Mississippi v. Louisiana, 506 U.S. 73 (1992)

Mississippi v. Louisiana


No. 91-1158


Argued Nov. 9, 1992
Decided Dec. 14, 1992
506 U.S. 73

CERTIORARI TO THE UNITED STATES COURT OF APPEALS
FOR THE FIFTH CIRCUIT

Syllabus

After private plaintiffs brought suit against private defendants in the District Court to quiet title to certain land riparian to the Mississippi River, Louisiana intervened in the action and filed a third-party complaint against Mississippi seeking to determine the boundary between the two States in the vicinity of the disputed land. Following this Court’s denial of leave to Louisiana to file a bill of complaint against Mississippi in this Court, the District Court found the land in question to be part of Mississippi and quieted title in the plaintiffs. The Court of Appeals reversed.

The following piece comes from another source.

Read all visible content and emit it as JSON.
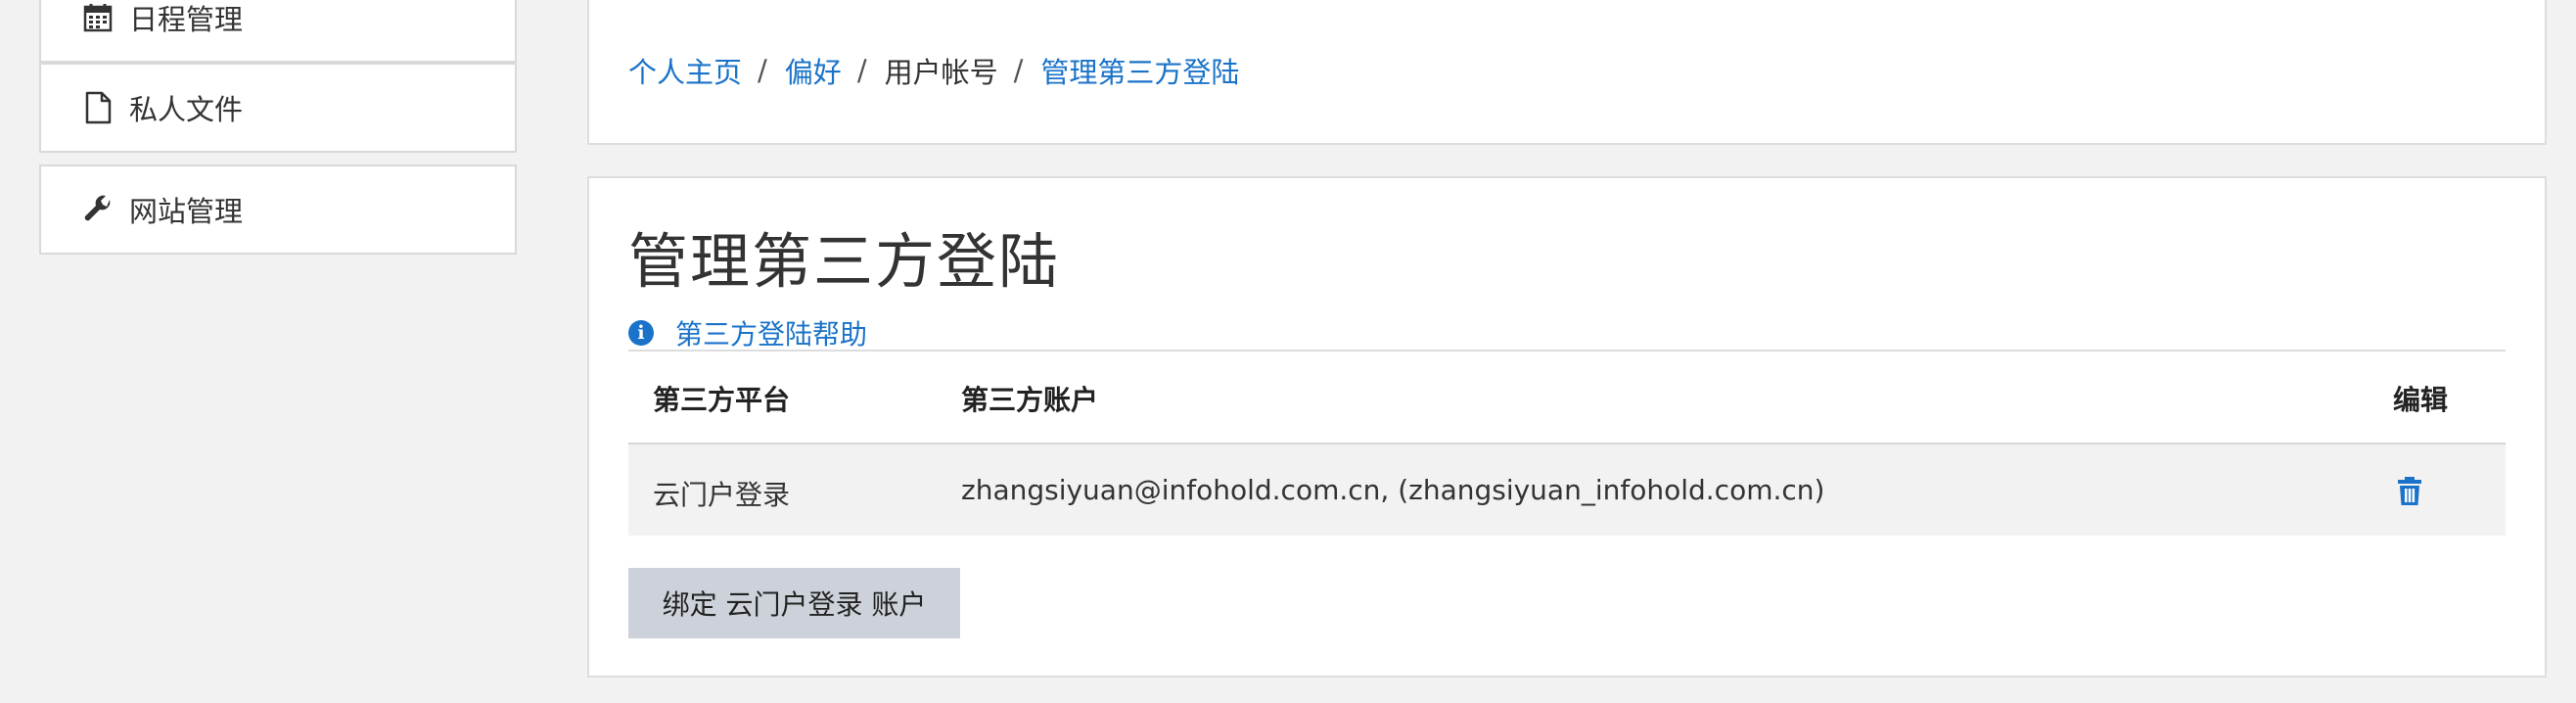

Held: The uncompromising language of 28 U.S.C. § 1251(a), which gives to this Court "original and exclusive jurisdiction of all controversies between two or more States" (emphasis added), deprived the District Court of jurisdiction over Louisiana’s third-party complaint against Mississippi. Though § 1251(a) is phrased in terms of a grant of jurisdiction to this Court, the plain meaning of "exclusive" necessarily denies jurisdiction of such cases to any other federal court. See, e.g., California v. Arizona, 440 U.S. 59, 63. The District Court’s adjudication of a private action involving the location of the boundary between two States does not violate § 1251(a), since that section speaks in terms of parties, not claims or issues. But the adjudication of such an action would not be binding on the States in any way. Because both of the Courts below intermixed the questions of title to real property and of the state boundary’s location, it must be determined on remand whether, on this record, the claims of title may fairly be decided without additional proceedings in the District Court. Pp. 75-79.

937 F.2d 247, reversed and remanded.

REHNQUIST, C.J., delivered the opinion for a unanimous Court.